Shares of Dell fell 63 cents to $34.76 in Nasdaq Stock Market composite trading. They have gained 2.3 percent this year. Hewlett-Packard fell 41 cents to $21.09 and have fallen 8.2 percent this year.
``Rollins singled out H-P as Dell's main competitor in almost every market,'' Merrill Lynch analyst Steven Milunovich wrote in a report yesterday, a day after having a ``fireside chat'' with Rollins. ``H-P is enemy No. 1 in PCs, services, storage, and, of course, printers.''
Pace Quickens
Dell's sales rose 17 percent in its last fiscal year to $41.4 billion and are forecast to grow 19 percent this year, twice as fast Hewlett-Packard, according to Thomson Financial. Printers are a key part of keeping up the pace, Rollins said.
``H-P's a strong company; they've made a lot of money off selling ink to customers,'' Rollins said at a conference hosted by National Federation of Independent Business. ``But we believe customers will vote for value.''
Dell plans to work with companies that supply its inkjet and laser printers -- Lexmark International Inc., Eastman Kodak Co., Fuji Xerox Co. and Samsung Electronics Co. -- and others to ``figure out how to reduce costs, so that it doesn't come out of their margin, but it really makes the lower prices available to customers,'' Rollins said.
`Dell Effect'
The ``Dell effect,'' the company's model of selling directly to customers, will let him lower the cost of printing just as the company has done in PCs, servers and storage units, he said.
``Our goal is to reduce the cost of imaging wherever it lies,'' he said. ``It will take us a little bit of time to do that.''
Hewlett-Packard, which has been in the printer business for 20 years, says it ships 1 million printers a week.
``Dell is fundamentally not a technology company. They are a distribution company,'' Fiorina said. ``We also have a model to use direct distribution, and we do. But there are things that we do through technology that Dell simply can't do.''
Hewlett-Packard has an installed printer base of more than 312 million printers to whom it can sell the higher-margin printer supplies, Fiorina said. Dell has 2.8 million printers installed.
``In the short-term, the impact on H-P is not going to be material because Dell is coming from a very small installed base,'' said Jimmy Chang, a technology analyst at Rockefeller & Co., which manages $3.7 billion, including Dell and Hewlett- Packard shares. ``But you can never underestimate Dell's strength in this market.''
Making Money
The printing unit produced 69 percent of Hewlett-Packard's profit and 30 percent of sales in the latest quarter.

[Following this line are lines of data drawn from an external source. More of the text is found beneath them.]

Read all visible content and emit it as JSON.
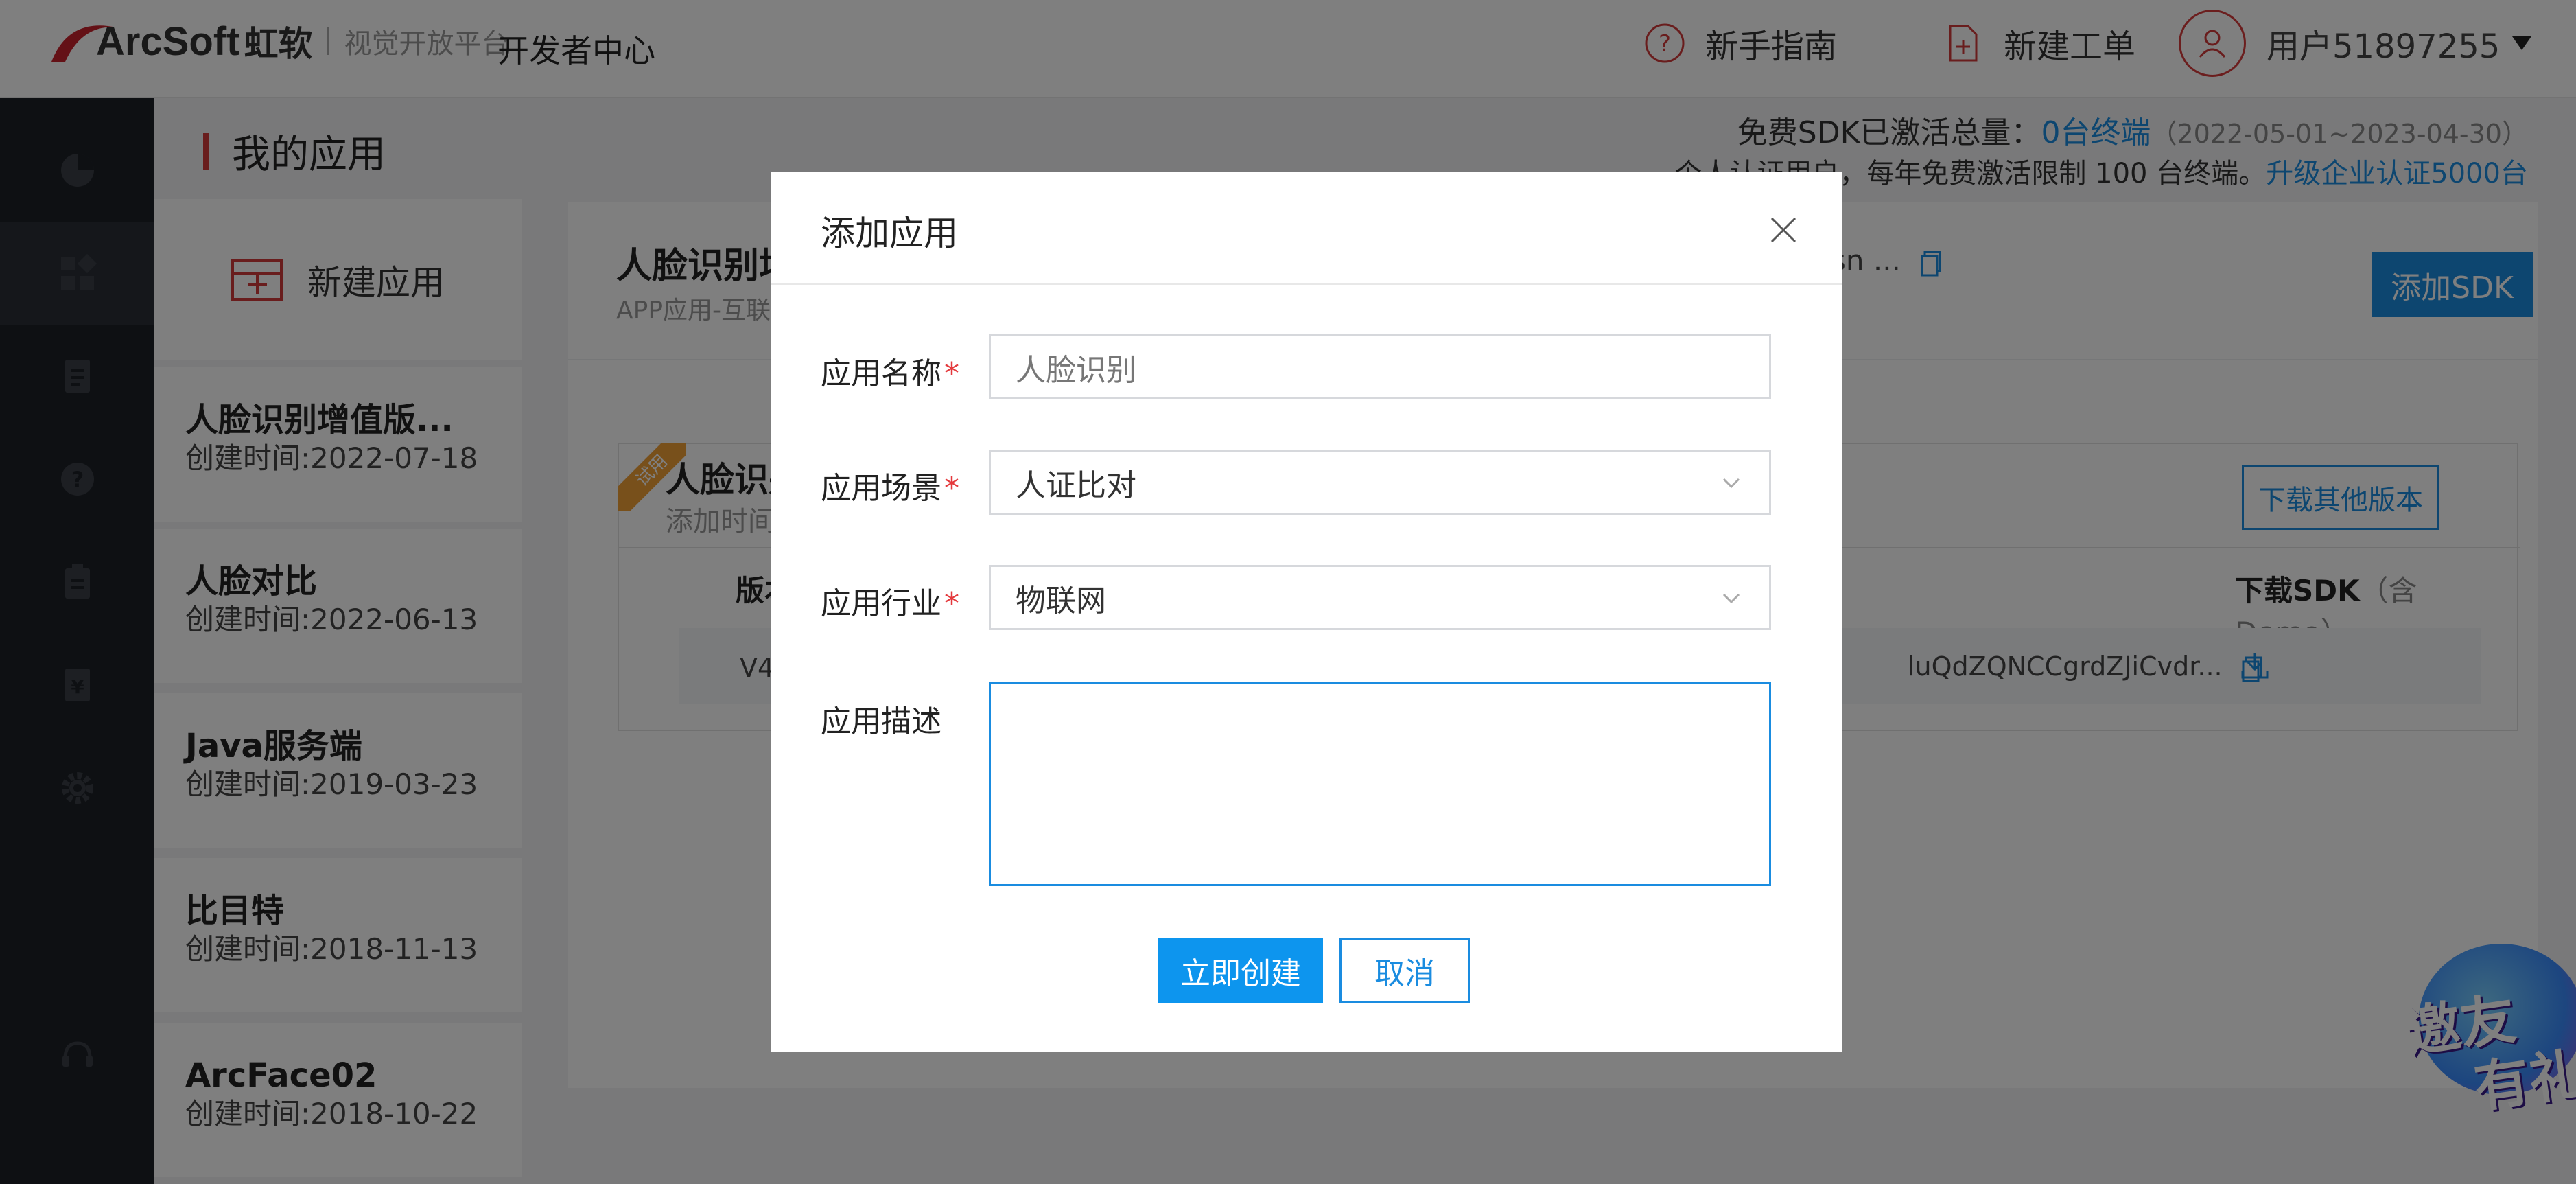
{
  "header": {
    "logo_text": "ArcSoft",
    "logo_cn": "虹软",
    "platform": "视觉开放平台",
    "dev_center": "开发者中心",
    "guide": "新手指南",
    "new_ticket": "新建工单",
    "user": "用户51897255"
  },
  "page": {
    "title": "我的应用",
    "quota_label": "免费SDK已激活总量：",
    "quota_value": "0台终端",
    "quota_period": "（2022-05-01~2023-04-30）",
    "quota_note": "个人认证用户，每年免费激活限制 100 台终端。",
    "upgrade_link": "升级企业认证5000台"
  },
  "app_list": {
    "new_app": "新建应用",
    "apps": [
      {
        "name": "人脸识别增值版...",
        "time": "创建时间:2022-07-18"
      },
      {
        "name": "人脸对比",
        "time": "创建时间:2022-06-13"
      },
      {
        "name": "Java服务端",
        "time": "创建时间:2019-03-23"
      },
      {
        "name": "比目特",
        "time": "创建时间:2018-11-13"
      },
      {
        "name": "ArcFace02",
        "time": "创建时间:2018-10-22"
      }
    ]
  },
  "main": {
    "title": "人脸识别增",
    "subtitle": "APP应用-互联",
    "key_partial": "sn ...",
    "add_sdk": "添加SDK",
    "sdk_name": "人脸识别",
    "sdk_added": "添加时间",
    "trial": "试用",
    "download_other": "下载其他版本",
    "col_version": "版本",
    "col_download": "下载SDK",
    "col_download_note": "（含Demo）",
    "row_version": "V4",
    "row_key": "luQdZQNCCgrdZJiCvdr..."
  },
  "modal": {
    "title": "添加应用",
    "name_label": "应用名称",
    "name_value": "人脸识别",
    "scene_label": "应用场景",
    "scene_value": "人证比对",
    "industry_label": "应用行业",
    "industry_value": "物联网",
    "desc_label": "应用描述",
    "desc_value": "",
    "required_mark": "*",
    "create": "立即创建",
    "cancel": "取消"
  },
  "promo": {
    "line1": "邀友",
    "line2": "有礼"
  },
  "colors": {
    "accent": "#1a8ce0",
    "brand_red": "#d23a3a",
    "sidebar": "#1c2026"
  }
}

High-margin printer supplies, such as ink and toner cartridges, account for more than 50 percent of its printer revenues, said Vyomesh Joshi, executive vice president of the printer and imaging group.
Hewlett-Packard has said the printer division's operating profit margin of 16 percent in the second quarter will probably decline as it cuts prices to stem competition.
Dell's printing business already is making ``a little money despite the difficulty of making a profit on hardware,'' Merrill's Milunovich wrote.